Jetzt ist Kulturstaatsminister Julian Nida-Rümelin endgültig in der Hauptstadt angekommen: Auf der Pressekonferenz zum Bundeskultur-Haushalt 2002 zitierte er Alice Ströver, die Kulturexpertin der Berliner Grünen, um die Stoßrichtung seiner Bundeskulturstiftung zu veranschaulichen: Die meisten Institutionen hätten heute ihr Mittel bereits aufgebraucht, wenn ihr Personal bezahlt sei, habe Ströver ganz richtig festgestellt. Darum wolle er mit den 25 Stiftungs-Millionen Spielräume eröffnen für jene "unbequeme, wenig marktgängige" Kunst, die ohne Zusatzmittel unterzugehen drohe. Zur Pressekonferenz hatte er seinen Entwurf für ein "Zwei-Säulen-Modell" der Stiftung mitgebracht - als offizielles Angebot zur Mitarbeit an die zögerlichen Bundesländer.

Wohlinformiert zeigte sich Nida-Rümelin auch in Bezug auf Berlins neue Kultursenatorin Adrienne Goehler.
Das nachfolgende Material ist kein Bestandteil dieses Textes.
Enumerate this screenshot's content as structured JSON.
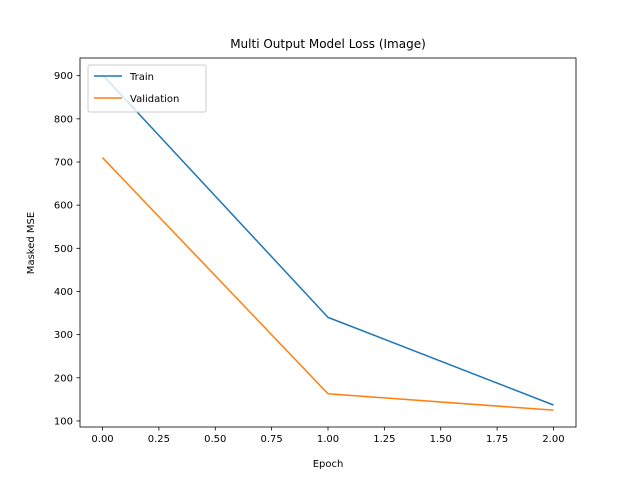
{
  "chart_data": {
    "type": "line",
    "title": "Multi Output Model Loss (Image)",
    "xlabel": "Epoch",
    "ylabel": "Masked MSE",
    "x": [
      0,
      1,
      2
    ],
    "series": [
      {
        "name": "Train",
        "color": "#1f77b4",
        "values": [
          902,
          340,
          137
        ]
      },
      {
        "name": "Validation",
        "color": "#ff7f0e",
        "values": [
          710,
          163,
          125
        ]
      }
    ],
    "xlim": [
      -0.1,
      2.1
    ],
    "ylim": [
      86,
      941
    ],
    "xticks": [
      0.0,
      0.25,
      0.5,
      0.75,
      1.0,
      1.25,
      1.5,
      1.75,
      2.0
    ],
    "xtick_labels": [
      "0.00",
      "0.25",
      "0.50",
      "0.75",
      "1.00",
      "1.25",
      "1.50",
      "1.75",
      "2.00"
    ],
    "yticks": [
      100,
      200,
      300,
      400,
      500,
      600,
      700,
      800,
      900
    ],
    "ytick_labels": [
      "100",
      "200",
      "300",
      "400",
      "500",
      "600",
      "700",
      "800",
      "900"
    ],
    "grid": false,
    "legend_position": "upper left"
  }
}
Persönlich hat er sie noch nicht getroffen, aus dem Tagesspiegel-Interview vom Montag wusste er aber, dass sie mit ihm über den Bundesanteil an der "Topographie des Terrors" streiten will. Dem Wunsch werde er gerne nachkommen, doch 38 Millionen blieben die Obergrenze dessen, was er zuschießen könne.

Insgesamt steigt sein Budget 2002 um 1,4 Prozent auf 1,86 Milliarden Mark. 580 Millionen gehen allein für die Deutsche Welle drauf - deren Umgestaltung Nida-Rümelin aber vorantreiben will. Die Bundesmittel für den Ausbau der Berliner Museumsinsel werden 2002 um 10 Millionen auf 120 Millionen Mark aufgestockt. Auf die Forderung, sein Ministerium solle angesicht der Haushaltslage der Hauptstadt den Berliner Anteil komplett übernehmen, antwortete Nida-Rümelin, dies sei theoretisch möglich - wenn der Senat beispielsweise einem Rückzug des Bundes aus der Rundfunkorchester und -chöre GmbH zustimmen würde..

60 Millionen stehen für das Aufbauprogramm "Kultur in den neuen Ländern" zur Verfügung, 20 Millionen für das Berliner Holocaust-Mahnmal. Eine Million Mark wird für die Dokumentation des kulturellen Erbes der DDR in der Berliner Kulturbrauerei zur Verfügung gestellt, und ab 2003 soll das Bundesarchiv in Berlin-Lichterfelde für 32 Millionen nutzerfreundlicher gestaltet werden. Bei den Zahlen handele es sich nur die Vorlage der Bundesregierung, betonte der Staatsminister. Bis zur Verabschiedung im Herbst hofft er, beispielsweise für die Berliner Festspiele und das Haus der Kulturen der Welt weitere Mittel mit Hilfe des Parlaments locker machen zu können.

Nida-Rümelin erneuerte sein Bekenntnis zu "unsexy" Themen: "Mein wichtigstes Betätigungsfeld bleibt die Ordnungspolitik. Nur der Bund kann durch die Gesetzgebungskompetenz beim Urheberrecht, der Steuer für ausländische Künstler und dem Stiftungsrecht Rahmenbedingungen verbessern." Intensiv will er sich außerdem in Zukunft auch um die Flexibilisierung der Arbeitsverträge in Theatern und Orchestern kümmern.